Washington – The House voted Thursday to strengthen the Katrina-swamped National Flood Insurance Program, but provisions to extend the 40-year-old program to cover wind damage drew a White House veto threat.
The legislation, passed 263-146, extends through 2013 a program that provides affordable insurance, not always available on the private market, to homeowners in flood- prone areas while imposing land-use and building requirements aimed at reducing future flood damage.
It is estimated that the program, which takes in about $2.7 billion in premiums annually, normally saves the Treasury $1 billion a year in flood-loss expenses.
But that all changed with the 2005 hurricane season when claims from Katrina and Rita exceeded the aggregate amount of all claims previously paid in the history of the program.
The program’s borrowing authority, limited by law to $1.5 billion before 2005, was raised three times by Congress, to the current $20.8 billion. The new legislation would increase that to $21.5 billion. The NFIP owes the Treasury about $18 billion.

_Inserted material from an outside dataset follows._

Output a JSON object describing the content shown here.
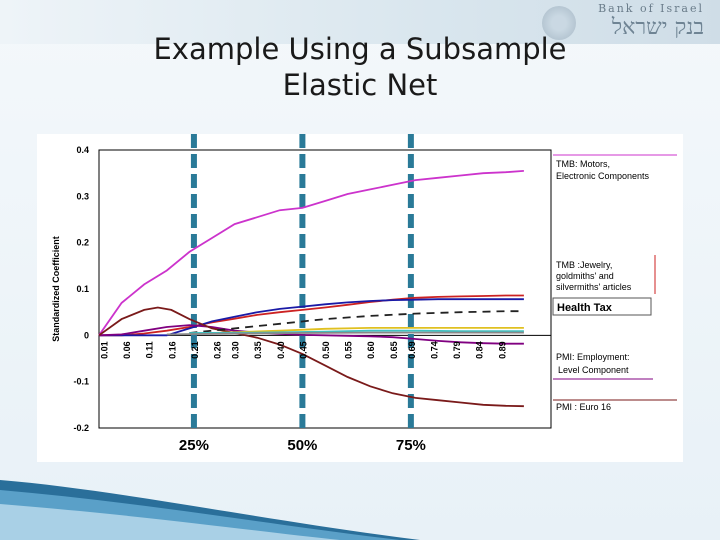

The bill also tries to make the program more fiscally sound by phasing out, at estimated savings of $335 million a year, subsidies now given to about 450,000 vacation homes, second homes and commercial properties built before 1974.
It allows the Federal Emergency Management Agency to increase policy rates by 15 percent a year, up from the current 10 percent, while requiring FEMA to update and modernize the nation’s flood maps.
Most controversial, the bill expands the flood-insurance program to make available optional multi-peril insurance coverage against personal-property losses arising from windstorms. Only those with flood insurance would be eligible for wind coverage.
The provision was promoted by Rep. Gene Taylor, D-Miss., whose Bay St. Louis home was destroyed by Katrina.
Taylor said his roof ended up 450 feet from his home, but the insurance adjuster claimed there was no evidence of wind damage. He later reached a settlement with State Farm over damage coverage.